Saturday, January 21, 2023

Saturday Reflection: "Lady Wisdom, Madam Folly"

Wisdom is often represented in Scripture as a woman. For example, in Proverbs 1:22ff, “Wisdom calls aloud outside; she raises her voice in the open squares. She cries out in the chief concourses, at the openings of the gates in the city she speaks her words.…” Indeed, the classic passage on wisdom is addressed by Wisdom herself (Prov. 8:1–36). There’s a flip side to this; but first, consider why the Bible would personify Wisdom as a woman.

God gave Eve to Adam as a “helper comparable to him” (Gen. 2:18). The Hebrew word most often refers to divine help, refuge, and protection that God gives His people as our source of practical, real-world wisdom and defense (see Ex. 18:4; Deut. 33:7, 26, 29). How is a woman a “comparable helper,” and even a protector and defender, to man?

Wisdom Is a Woman

The fact is that a woman has a unique, God-given perspective on truth. After God surveyed His vast creation, seeing everything as “very good” (Gen. 1:31), He made an astonishing statement: Even in a perfect environment, it still was “not good that man should be alone” (Gen. 2:18)! Man needs woman, in order to be complete.

That’s not to say a woman is always right. Eve’s advice to her husband was not only foolish but had eternally devastating consequences. In general, one of the most basic differences between men and women is that, while men tend to be “geared” toward abstract thinking, women tend to have an almost intuitive sense regarding practical issues. There are, of course, remarkable exceptions to the rule: there are some (but not many) great lady mathematicians and philosophers. The point isn’t sexual intelligence, but orientation. Men and women are different by God’s wise design, a design that is a key to the whole created order. God’s wisdom is displayed in creating us different, by making us “suitable” to each other. The differences between men and women are deep and profound, and basic to the whole created order. For this reason, men and women should not attempt to be in competition with each other. We need to share each others’ perspectives. There is nothing more beautiful than a wise woman, fulfilling her calling as Helper.

Foolishness Is a Woman

Nothing is more abhorrent and dangerous than a woman who abandons her calling as her husband’s assistant, counselor, and protector. Biblically, Woman “incarnates” both Wisdom and Folly. Many references speak of “harlots,” but that isn’t always meant literally, because an important Bride/Harlot theme runs through the Bible. There are “brides” who became “harlots,” such as the apostasy of Jezebel, Athaliah, and even Israel herself (Isa. 1:21).

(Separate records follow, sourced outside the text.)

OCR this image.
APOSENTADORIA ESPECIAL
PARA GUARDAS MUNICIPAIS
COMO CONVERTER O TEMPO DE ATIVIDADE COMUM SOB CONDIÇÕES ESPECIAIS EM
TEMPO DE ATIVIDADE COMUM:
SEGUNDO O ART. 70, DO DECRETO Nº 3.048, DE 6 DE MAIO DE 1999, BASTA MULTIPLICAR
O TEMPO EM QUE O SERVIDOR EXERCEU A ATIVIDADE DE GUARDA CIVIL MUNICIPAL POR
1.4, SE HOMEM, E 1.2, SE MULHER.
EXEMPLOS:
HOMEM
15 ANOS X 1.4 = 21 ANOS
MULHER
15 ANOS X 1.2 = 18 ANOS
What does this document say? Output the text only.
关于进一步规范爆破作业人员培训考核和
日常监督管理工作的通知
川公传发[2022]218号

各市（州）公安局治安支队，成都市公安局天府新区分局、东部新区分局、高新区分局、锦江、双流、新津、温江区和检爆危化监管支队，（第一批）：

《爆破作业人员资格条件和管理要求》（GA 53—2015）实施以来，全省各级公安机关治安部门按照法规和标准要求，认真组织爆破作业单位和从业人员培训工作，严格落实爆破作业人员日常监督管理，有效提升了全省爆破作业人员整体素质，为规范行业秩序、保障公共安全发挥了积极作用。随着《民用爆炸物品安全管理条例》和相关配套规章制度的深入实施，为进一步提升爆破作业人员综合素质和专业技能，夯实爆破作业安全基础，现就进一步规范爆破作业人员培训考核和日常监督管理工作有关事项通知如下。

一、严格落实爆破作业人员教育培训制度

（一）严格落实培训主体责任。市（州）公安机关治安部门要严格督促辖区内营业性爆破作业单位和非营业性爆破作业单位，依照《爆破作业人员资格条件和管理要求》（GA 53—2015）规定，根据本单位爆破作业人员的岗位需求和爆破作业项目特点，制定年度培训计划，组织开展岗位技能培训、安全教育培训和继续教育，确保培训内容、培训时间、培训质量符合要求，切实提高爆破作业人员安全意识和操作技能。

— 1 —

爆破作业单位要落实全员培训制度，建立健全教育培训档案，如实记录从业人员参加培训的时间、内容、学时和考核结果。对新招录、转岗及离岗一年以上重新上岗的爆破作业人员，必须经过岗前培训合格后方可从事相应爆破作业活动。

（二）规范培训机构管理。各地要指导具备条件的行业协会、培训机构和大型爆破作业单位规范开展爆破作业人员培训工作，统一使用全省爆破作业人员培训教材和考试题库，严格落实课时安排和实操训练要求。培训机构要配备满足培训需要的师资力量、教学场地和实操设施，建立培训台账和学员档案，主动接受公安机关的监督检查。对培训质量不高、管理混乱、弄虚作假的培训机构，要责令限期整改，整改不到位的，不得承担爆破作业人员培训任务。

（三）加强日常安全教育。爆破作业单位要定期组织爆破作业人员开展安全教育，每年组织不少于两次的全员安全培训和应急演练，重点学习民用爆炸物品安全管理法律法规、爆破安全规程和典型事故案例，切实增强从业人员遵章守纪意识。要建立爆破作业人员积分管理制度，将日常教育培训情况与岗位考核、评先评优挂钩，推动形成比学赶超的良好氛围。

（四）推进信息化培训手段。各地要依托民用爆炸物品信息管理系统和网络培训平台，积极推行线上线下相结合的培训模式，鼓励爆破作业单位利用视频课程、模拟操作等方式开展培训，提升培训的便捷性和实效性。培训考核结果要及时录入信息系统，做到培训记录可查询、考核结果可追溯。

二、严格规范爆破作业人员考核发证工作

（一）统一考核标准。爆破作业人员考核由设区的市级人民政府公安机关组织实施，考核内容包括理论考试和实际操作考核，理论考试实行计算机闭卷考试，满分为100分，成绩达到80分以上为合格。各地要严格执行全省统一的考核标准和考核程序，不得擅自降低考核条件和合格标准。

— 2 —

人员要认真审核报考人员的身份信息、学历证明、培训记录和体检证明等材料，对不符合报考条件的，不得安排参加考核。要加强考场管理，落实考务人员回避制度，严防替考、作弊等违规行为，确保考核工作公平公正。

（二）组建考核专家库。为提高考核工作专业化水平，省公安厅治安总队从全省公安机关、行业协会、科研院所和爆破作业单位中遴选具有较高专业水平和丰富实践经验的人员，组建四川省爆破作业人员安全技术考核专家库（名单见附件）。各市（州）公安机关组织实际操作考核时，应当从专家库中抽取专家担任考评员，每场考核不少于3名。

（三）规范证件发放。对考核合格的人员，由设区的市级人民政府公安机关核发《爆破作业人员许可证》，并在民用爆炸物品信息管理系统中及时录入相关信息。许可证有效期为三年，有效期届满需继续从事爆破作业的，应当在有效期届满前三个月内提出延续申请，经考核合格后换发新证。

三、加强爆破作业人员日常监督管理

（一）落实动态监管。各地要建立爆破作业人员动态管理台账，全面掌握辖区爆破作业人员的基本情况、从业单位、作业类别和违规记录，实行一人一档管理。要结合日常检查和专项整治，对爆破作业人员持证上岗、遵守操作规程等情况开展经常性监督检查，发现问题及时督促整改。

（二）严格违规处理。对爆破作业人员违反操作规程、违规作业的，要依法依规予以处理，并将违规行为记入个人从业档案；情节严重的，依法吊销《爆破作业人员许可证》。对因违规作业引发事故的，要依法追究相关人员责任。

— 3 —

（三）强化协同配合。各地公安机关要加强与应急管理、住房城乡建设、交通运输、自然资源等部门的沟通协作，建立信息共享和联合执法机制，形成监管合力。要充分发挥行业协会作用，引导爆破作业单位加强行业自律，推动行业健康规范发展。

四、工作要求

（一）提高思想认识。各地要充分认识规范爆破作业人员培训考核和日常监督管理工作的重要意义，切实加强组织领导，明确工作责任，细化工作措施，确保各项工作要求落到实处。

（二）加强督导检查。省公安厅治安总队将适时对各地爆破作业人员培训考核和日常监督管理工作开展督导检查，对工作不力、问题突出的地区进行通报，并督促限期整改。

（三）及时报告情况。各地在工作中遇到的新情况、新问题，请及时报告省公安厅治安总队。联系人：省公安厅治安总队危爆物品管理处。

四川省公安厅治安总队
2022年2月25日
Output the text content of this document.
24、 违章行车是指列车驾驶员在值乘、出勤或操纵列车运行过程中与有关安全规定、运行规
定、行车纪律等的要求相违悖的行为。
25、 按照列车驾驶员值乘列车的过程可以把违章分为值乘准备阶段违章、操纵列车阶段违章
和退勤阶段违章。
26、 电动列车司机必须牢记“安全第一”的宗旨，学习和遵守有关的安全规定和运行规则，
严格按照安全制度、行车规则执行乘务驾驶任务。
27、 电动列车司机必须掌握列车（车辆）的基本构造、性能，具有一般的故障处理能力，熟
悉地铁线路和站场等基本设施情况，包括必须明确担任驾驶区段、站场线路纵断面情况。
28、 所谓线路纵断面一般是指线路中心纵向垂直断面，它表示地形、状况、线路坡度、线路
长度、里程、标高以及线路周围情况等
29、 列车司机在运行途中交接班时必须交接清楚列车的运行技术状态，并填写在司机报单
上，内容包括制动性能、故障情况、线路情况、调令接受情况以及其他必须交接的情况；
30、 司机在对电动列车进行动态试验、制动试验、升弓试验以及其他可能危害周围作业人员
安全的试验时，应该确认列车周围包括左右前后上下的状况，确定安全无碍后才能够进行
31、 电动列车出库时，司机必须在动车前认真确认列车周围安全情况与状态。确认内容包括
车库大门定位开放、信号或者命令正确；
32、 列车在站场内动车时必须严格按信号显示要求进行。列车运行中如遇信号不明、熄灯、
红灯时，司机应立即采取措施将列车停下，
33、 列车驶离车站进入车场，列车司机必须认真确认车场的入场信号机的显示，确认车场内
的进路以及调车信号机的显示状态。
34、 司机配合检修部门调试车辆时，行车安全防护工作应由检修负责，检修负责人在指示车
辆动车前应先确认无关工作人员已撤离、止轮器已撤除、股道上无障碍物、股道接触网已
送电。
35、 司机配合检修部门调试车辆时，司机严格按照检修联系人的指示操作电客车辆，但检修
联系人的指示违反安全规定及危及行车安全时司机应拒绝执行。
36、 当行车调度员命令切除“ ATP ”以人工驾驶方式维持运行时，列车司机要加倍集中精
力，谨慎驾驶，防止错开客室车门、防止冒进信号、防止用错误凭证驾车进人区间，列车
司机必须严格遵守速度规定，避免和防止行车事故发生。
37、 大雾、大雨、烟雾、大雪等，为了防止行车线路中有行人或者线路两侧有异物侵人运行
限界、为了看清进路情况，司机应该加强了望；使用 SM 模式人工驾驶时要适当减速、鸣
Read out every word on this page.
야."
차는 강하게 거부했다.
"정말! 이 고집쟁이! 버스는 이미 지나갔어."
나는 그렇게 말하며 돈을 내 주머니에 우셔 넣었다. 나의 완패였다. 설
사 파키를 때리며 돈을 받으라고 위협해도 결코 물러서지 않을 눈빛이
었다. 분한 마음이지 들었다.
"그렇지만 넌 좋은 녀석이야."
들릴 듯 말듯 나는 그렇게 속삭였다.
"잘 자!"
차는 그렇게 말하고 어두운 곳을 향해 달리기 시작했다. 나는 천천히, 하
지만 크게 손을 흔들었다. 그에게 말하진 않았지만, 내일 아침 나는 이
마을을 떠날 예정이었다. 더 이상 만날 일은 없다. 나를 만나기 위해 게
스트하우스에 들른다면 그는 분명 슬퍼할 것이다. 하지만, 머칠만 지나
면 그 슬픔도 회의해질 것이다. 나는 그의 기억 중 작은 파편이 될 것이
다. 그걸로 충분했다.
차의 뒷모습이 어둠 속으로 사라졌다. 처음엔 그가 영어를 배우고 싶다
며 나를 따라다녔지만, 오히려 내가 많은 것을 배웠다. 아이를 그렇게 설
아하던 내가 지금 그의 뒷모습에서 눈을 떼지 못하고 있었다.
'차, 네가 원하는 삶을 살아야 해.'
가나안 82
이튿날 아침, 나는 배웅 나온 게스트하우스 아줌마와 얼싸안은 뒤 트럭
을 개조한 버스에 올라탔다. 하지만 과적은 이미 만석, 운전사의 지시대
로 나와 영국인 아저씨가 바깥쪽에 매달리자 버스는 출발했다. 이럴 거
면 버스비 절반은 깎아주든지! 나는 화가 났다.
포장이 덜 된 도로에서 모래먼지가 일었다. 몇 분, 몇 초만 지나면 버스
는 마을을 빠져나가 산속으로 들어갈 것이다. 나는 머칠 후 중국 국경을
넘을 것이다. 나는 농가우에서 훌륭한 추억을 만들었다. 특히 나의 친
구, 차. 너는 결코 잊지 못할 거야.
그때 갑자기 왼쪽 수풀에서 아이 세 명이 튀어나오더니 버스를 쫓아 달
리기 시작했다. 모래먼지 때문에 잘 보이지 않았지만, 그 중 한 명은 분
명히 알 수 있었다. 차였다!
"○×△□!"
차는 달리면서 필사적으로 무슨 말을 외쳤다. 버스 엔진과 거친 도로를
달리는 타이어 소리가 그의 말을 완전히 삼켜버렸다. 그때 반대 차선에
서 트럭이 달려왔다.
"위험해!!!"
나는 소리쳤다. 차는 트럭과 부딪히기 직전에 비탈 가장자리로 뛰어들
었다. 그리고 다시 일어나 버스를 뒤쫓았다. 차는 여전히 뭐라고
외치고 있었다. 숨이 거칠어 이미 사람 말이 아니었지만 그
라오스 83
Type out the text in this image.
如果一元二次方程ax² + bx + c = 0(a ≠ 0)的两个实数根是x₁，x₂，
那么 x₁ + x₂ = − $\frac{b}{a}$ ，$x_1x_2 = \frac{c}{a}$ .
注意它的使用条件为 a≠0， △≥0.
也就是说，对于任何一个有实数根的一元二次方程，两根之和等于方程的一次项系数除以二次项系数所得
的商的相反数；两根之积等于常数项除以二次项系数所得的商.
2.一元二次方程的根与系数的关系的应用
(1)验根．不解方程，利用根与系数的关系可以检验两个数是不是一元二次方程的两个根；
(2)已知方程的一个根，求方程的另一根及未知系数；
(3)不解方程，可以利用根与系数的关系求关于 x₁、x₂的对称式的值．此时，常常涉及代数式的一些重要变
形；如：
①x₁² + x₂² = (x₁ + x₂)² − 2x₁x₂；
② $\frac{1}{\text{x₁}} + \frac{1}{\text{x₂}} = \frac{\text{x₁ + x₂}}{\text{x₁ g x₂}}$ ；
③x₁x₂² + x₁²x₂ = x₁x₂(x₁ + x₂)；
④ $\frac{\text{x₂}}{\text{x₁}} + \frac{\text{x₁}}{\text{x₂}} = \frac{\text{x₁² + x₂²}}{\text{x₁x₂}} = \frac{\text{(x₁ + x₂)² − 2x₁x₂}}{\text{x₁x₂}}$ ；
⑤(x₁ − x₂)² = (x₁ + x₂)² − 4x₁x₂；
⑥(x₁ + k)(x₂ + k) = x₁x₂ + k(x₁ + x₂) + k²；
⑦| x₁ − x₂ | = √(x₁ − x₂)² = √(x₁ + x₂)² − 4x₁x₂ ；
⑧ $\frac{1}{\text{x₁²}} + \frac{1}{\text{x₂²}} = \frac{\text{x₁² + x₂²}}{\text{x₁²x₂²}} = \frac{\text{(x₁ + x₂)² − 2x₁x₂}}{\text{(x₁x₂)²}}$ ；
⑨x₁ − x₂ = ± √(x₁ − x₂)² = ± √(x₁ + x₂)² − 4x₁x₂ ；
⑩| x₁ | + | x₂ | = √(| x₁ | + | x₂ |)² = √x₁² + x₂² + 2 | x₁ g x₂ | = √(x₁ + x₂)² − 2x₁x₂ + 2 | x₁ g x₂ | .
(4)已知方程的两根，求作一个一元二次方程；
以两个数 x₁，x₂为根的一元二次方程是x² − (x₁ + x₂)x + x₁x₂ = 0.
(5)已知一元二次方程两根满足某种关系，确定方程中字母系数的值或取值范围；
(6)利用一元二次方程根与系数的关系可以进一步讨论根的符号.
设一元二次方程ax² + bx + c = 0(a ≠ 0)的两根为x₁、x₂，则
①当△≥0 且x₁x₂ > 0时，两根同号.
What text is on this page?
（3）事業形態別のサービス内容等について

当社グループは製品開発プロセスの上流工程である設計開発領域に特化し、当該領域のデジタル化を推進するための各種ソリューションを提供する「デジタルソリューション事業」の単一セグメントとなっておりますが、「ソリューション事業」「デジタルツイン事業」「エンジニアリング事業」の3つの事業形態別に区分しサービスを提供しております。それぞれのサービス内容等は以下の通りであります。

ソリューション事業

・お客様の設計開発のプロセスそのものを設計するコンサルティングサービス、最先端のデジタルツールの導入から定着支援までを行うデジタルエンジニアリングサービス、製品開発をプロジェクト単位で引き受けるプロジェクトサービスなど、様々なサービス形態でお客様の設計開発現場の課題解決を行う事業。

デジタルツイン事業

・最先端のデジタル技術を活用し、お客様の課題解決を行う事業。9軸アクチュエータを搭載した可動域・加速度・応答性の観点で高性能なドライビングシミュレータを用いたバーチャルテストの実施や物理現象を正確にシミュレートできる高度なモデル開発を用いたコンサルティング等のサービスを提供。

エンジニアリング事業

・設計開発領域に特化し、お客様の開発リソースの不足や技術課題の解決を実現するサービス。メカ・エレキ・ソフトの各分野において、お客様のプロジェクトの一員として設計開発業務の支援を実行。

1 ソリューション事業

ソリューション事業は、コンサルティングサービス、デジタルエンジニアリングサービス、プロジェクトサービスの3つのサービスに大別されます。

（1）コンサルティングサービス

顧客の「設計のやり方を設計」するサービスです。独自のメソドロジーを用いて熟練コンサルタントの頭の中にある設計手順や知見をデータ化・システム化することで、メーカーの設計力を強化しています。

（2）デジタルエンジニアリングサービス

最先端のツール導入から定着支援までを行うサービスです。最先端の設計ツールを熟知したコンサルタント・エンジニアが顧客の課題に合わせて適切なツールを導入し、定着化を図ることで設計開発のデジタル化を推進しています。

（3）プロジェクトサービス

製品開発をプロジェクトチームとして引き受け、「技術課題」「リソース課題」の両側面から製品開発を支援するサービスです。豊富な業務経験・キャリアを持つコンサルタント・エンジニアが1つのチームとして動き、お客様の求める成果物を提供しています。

But the foolish harlot can also, through redemption, become a wise bride again: for example, Eve, in redemption; Rahab, literally a redeemed harlot who was given divine wisdom to protect Israel’s spies; Ruth, the heathen Moabitess who converted to Israel’s God; a multitude of wise women, counselors, and protectors such as Jochebed, Deborah, Jael, Hannah, and Mary; and, ultimately, the church: the restored Israel, God’s faithful Bride (Heb. 12:22–24; Rev. 21:2). All this is based on the biblical view of womanhood, and of her God-given potential as she was created.

The Wise Woman

The Bible defines wisdom in specific terms, many of them in the opening passages of Proverbs:

First, wisdom, understanding, and instruction are all related to each other (1:2, 7; 2:3; 4:1, 5–7). Second, instruction and law are paired (1:8–9; 4:1–2). Third, knowledge, understanding, and the fear of the LORD go together (1:7, 29; 2:5–6; 9:10). Fourth, counsel, rebuke, chastening, and correction unite in wise instruction (1:30; 3:11–12; 12:1). Fifth, righteousness is inseparable from justice (2:9; 8:20).

All these emphasize that pursuing wisdom is far from easy: It requires hard work, a disciplined training in righteousness. “Exercise yourself toward godliness,” Paul says (1 Tim. 4:7; cf. 1 Tim. 6:11–12; 2 Tim. 2:22). That’s why Solomon advises us to “seek her as silver, and search for her as for hidden treasures” (2:4–5). In other words, you can’t always “look it up”: true wisdom requires a seasoned, trained mind, disciplined to the rigors of diligent study and reflection.

Listen to Wisdom again: “Whoever finds Me finds life, and obtains favor from the LORD” (Prov. 8:35). The punch line, however, is given ten chapters later: “He who finds a wife finds a good thing, and obtains favor from the LORD” (Prov. 18:22). “Get wisdom!” Solomon urges (Prov. 4:5)—and, according to the man who must have been the world’s foremost expert on women—both wise and foolish—the best way to “get wisdom” is to marry her!